Przypadek? Dobry los? W mojej rodzinie nie było artystów. Mama jest pielęgniarką, tata – kierowcą. Mieszkaliśmy w popegeerowskim bloku. Mama, gotując, często sobie coś nuciła. Tata też śpiewał. Oboje lubili oglądać w telewizji programy kabaretowe i to był mój kontakt ze sztuką. We wsi była jedna szkoła. Czasem przygotowywaliśmy tam jasełka albo program na Dzień Matki. Lubiłem uczyć się na pamięć wierszy i piosenek. A potem pojawił się w moim życiu wychowawca Stanisław Szulist, historyk. Zaczął mnie zasypywać filmami i książkami. Bardzo trudnymi.
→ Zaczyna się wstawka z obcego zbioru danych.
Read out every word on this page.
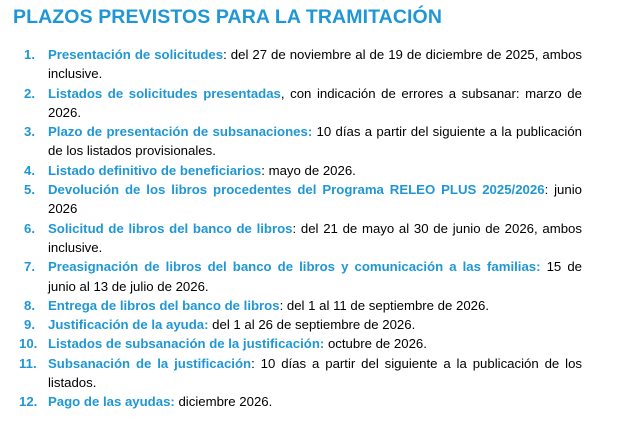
PLAZOS PREVISTOS PARA LA TRAMITACIÓN
1. Presentación de solicitudes: del 27 de noviembre al de 19 de diciembre de 2025, ambos inclusive.
2. Listados de solicitudes presentadas, con indicación de errores a subsanar: marzo de 2026.
3. Plazo de presentación de subsanaciones: 10 días a partir del siguiente a la publicación de los listados provisionales.
4. Listado definitivo de beneficiarios: mayo de 2026.
5. Devolución de los libros procedentes del Programa RELEO PLUS 2025/2026: junio 2026
6. Solicitud de libros del banco de libros: del 21 de mayo al 30 de junio de 2026, ambos inclusive.
7. Preasignación de libros del banco de libros y comunicación a las familias: 15 de junio al 13 de julio de 2026.
8. Entrega de libros del banco de libros: del 1 al 11 de septiembre de 2026.
9. Justificación de la ayuda: del 1 al 26 de septiembre de 2026.
10. Listados de subsanación de la justificación: octubre de 2026.
11. Subsanación de la justificación: 10 días a partir del siguiente a la publicación de los listados.
12. Pago de las ayudas: diciembre 2026.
Mając 15 lat, czytałem „Na nieludzkiej ziemi" Czapskiego o łagrach, oglądałem filmy Kurosawy, Kubricka. Kiedyś Stachu wpadł na pomysł, żebyśmy wystawili sztukę na podstawie „Buszującego w zbożu". A wreszcie wysłał mnie na konkurs recytatorski. Potrzebowali chłopaka, bo z naszej szkoły zgłosiły się same dziewczyny. No więc wszedłem w to. Wygrałem kilka etapów, w wojewódzkich eliminacjach zająłem trzecie miejsce, a że do ogólnopolskiego finału przechodziły tylko dwie osoby, odpadłem. Jeden z jurorów zaproponował mi jednak, że przygotuje mnie do egzaminu do szkoły teatralnej. Gratis. Podziękowałem, ale coś we mnie zakiełkowało. Stachu pomógł mi wysłać papiery na wydziały aktorskie w Warszawie i Krakowie. Dostałem się do obu szkół. Gdybym nie zdał za pierwszym razem, pewnie drugi raz bym nie zdawał. Tak naprawdę nie wyobrażałem sobie siebie jako aktora. Ale jak już zacząłem studiować, to natychmiast się w szkole teatralnej zakochałem. Spotkałem tam ludzi, którzy mówili moim językiem.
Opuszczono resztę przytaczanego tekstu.